Expérimentateur, il a conçu et construit la première «chaise centrifugeuse» et démontré l'existence d'une «géométrie optique» différente de l'espace euclidien, illustrée en particulier par un dessin célèbre représentant la «vision du Moi» telle qu'elle apparaît lorsqu'on ferme un oeil: un bord de ce dessin est délimité par des lignes qui ne répondent pas aux lois de la perspective, mais aux courbes de l'arcade sourcilière et de l'arête du nez.

Mach a également joué un rôle dans l'histoire de la philosophie. Opposé à Kant, dont il rejette la théorie du «sujet transcendantal», il s'est réclamé tant de la pensée de Hume... que de celle de Berkeley. Le mélange d'«idéalisme critique» et d'empirisme que donnent ces lectures a surtout rapproché Mach du philosophe contemporain Avenarius, fondateur de l'«empiriocriticisme». Le «premier» Cercle de Vienne, qui s'était baptisé «Association E. Mach» (de 1907 à 1914), et qui entendait promouvoir une «vision scientifique» appliquée aux mondes physique, social et psychique, était à cet égard ouvertement dirigé contre le romantisme de l'Idéalisme allemand. Cet engagement à la fois scientiste et politique - représentant une gauche «socio-démocrate» -, lui valut les foudres de Lénine, qui accola le prédicat «réactionnaire» à cette manière de philosopher: dans Matérialisme et empiriocriticisme, paru en 1909, Vladimir Oulianov caricature la pensée de Mach en lui faisant dire que «le monde n'est constitué que de sensations», alors qu'il s'agit du monde «de la conscience». En dépit de cette attaque, Ernst Mach restera un pionnier de la «croisade antimétaphysique», défendue dès le début du siècle par Wittgenstein, Russell, Carnap, Goodman...

La réduction du monde de la conscience à des sensations a également inspiré les peintres impressionnistes et expressionnistes, qui voyaient par là l'abolition d'un «Moi» émotif «stable», et donc de tout «sujet créateur autonome». Il reste encore à produire une étude sur l'influence avérée de Mach sur Malevitch (qui avait déduit de l'Analyse des sensations que les formes de la peinture prévalaient sur celles du monde de la perspective), ou sur Kokoschka. Il a enfin attiré l'attention des écrivains ­ Musil au premier chef, dont l'oeuvre maîtresse, l'Homme sans qualités, prétend répondre à la vision «machienne» du monde.

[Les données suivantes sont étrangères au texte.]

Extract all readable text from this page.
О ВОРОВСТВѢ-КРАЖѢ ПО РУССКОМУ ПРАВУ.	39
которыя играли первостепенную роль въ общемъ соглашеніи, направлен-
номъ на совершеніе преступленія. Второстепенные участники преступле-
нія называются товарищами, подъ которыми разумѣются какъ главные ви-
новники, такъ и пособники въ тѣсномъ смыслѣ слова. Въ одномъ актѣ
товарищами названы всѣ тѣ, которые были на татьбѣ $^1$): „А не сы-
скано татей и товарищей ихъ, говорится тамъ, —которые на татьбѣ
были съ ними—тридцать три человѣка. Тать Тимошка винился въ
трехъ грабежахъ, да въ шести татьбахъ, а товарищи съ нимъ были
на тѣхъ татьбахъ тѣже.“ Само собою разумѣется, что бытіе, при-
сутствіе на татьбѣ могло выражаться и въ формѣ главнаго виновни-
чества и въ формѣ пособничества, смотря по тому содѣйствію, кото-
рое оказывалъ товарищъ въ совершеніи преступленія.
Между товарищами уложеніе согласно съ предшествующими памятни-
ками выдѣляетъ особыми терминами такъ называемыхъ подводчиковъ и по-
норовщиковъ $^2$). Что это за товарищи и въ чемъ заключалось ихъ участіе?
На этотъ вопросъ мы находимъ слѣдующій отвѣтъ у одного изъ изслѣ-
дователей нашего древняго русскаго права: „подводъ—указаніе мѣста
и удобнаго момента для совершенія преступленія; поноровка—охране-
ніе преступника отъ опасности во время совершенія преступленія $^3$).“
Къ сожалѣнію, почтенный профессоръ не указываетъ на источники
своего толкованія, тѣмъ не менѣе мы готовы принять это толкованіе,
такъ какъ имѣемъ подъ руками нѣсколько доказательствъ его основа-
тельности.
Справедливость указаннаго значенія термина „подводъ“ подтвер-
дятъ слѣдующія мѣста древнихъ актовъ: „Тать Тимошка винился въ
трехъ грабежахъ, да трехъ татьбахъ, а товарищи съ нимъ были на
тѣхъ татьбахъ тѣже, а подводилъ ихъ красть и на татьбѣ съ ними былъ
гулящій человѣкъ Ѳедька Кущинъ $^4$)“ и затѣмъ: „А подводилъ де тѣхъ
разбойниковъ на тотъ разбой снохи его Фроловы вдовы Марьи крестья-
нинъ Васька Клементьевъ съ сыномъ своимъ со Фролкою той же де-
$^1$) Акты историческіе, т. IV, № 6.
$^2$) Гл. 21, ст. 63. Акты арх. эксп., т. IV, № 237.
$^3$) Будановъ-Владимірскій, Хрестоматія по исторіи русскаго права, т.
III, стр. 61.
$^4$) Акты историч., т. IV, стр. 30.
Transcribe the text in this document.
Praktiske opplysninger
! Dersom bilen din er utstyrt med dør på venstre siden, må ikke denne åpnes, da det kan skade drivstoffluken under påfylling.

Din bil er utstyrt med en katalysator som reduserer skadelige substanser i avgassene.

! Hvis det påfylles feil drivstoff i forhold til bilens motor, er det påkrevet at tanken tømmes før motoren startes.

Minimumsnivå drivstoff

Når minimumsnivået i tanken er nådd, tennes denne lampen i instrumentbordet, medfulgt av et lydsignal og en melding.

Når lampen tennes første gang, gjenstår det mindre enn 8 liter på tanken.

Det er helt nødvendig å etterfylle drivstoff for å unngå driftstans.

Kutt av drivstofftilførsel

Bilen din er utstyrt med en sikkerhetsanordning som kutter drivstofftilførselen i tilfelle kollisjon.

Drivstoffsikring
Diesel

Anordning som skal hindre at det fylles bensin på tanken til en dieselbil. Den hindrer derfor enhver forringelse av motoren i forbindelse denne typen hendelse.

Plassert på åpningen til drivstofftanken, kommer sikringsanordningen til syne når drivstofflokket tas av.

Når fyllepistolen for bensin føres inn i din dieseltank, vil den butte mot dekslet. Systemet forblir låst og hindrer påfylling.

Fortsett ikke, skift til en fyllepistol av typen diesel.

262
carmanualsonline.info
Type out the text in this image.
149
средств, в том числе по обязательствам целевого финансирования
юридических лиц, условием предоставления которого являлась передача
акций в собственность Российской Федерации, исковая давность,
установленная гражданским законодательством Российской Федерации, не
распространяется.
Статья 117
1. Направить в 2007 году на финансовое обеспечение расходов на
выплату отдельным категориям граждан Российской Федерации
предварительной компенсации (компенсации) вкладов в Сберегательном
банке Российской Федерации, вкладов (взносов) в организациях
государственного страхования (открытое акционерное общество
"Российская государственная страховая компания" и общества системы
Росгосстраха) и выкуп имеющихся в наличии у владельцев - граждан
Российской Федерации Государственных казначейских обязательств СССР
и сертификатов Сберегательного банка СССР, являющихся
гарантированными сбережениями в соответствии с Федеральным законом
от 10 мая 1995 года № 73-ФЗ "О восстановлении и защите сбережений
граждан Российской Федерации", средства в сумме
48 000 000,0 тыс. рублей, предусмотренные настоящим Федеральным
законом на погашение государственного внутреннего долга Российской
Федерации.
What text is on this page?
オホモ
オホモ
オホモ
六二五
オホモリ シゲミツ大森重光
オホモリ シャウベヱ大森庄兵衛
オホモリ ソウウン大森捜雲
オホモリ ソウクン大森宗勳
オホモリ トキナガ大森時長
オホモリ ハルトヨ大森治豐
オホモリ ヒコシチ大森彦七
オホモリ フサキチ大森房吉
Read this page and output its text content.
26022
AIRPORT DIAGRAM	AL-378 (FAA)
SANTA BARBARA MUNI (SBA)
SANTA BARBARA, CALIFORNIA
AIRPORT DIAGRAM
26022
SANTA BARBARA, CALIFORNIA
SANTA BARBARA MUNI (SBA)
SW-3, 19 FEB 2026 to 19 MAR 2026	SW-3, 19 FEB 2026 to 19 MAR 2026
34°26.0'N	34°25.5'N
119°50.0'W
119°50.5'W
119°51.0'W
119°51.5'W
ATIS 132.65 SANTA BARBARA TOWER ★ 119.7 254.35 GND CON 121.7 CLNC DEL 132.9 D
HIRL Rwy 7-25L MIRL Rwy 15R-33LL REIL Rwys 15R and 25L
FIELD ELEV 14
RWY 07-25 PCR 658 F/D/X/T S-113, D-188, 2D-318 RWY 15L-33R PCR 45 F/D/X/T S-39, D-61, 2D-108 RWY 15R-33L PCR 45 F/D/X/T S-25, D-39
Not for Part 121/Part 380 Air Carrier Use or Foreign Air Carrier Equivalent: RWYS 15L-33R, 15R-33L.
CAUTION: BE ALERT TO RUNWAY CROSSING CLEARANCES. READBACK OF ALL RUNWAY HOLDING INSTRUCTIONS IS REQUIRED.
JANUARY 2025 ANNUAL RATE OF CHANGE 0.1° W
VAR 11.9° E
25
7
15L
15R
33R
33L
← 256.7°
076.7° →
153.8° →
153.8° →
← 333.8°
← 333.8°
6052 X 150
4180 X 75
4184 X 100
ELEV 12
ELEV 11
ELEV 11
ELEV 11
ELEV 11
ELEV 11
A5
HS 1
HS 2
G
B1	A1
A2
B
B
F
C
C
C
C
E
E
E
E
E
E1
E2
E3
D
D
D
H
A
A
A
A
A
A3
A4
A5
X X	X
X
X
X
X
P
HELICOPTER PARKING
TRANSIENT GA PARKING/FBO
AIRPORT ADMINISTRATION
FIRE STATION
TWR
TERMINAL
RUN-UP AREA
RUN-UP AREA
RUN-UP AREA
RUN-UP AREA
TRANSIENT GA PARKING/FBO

En dépit de nombreuses incompréhensions, on a réédité l'Analyse des sensations tout au long de ce siècle, et elle fut très tôt traduite aux Etats-Unis, en Italie, au Japon, en Espagne, en Hongrie ou en Russie. La France est restée à la traîne, les popularités de Bachelard et de Bergson ayant occulté celle de Mach. Enfin traduite par Jean-Maurice Monnoyer ­ qui signe par la même occasion une éclairante et importante Introduction ­, l'Analyse des sensations doit être saluée comme l'une des grandes oeuvres philosophiques de l'histoire moderne occidentale.

Parmi les incompréhensions qui nous apparaissent à cette occasion, il y a l'erreur de Musil, d'avoir tenu la «dissolution du Moi» pour une donnée ontologique ­ alors qu'il s'agit d'un projet éthique. Quand Mach écrit: «Le Moi ne peut être sauvé», il formule un mot d'ordre. Cette «dissolution» procurera «une vie plus libre et plus inspirée». Ce projet mérite d'autant plus d'attention qu'il exprime une certaine intuition de la «modernité»: elle implique pour Mach le dépassement de la théorie cartésienne d'un «sujet» transparent à lui-même et indice de la vérité des sciences. Tandis que Freud a voulu «sauver» un certain sujet ­ le «sujet de la science» animé d'un inconscient ­, Mach a développé une position bien plus radicale et sans concession, en déclarant précisément qu'il n'y a rien à «sauver» de la subjectivité.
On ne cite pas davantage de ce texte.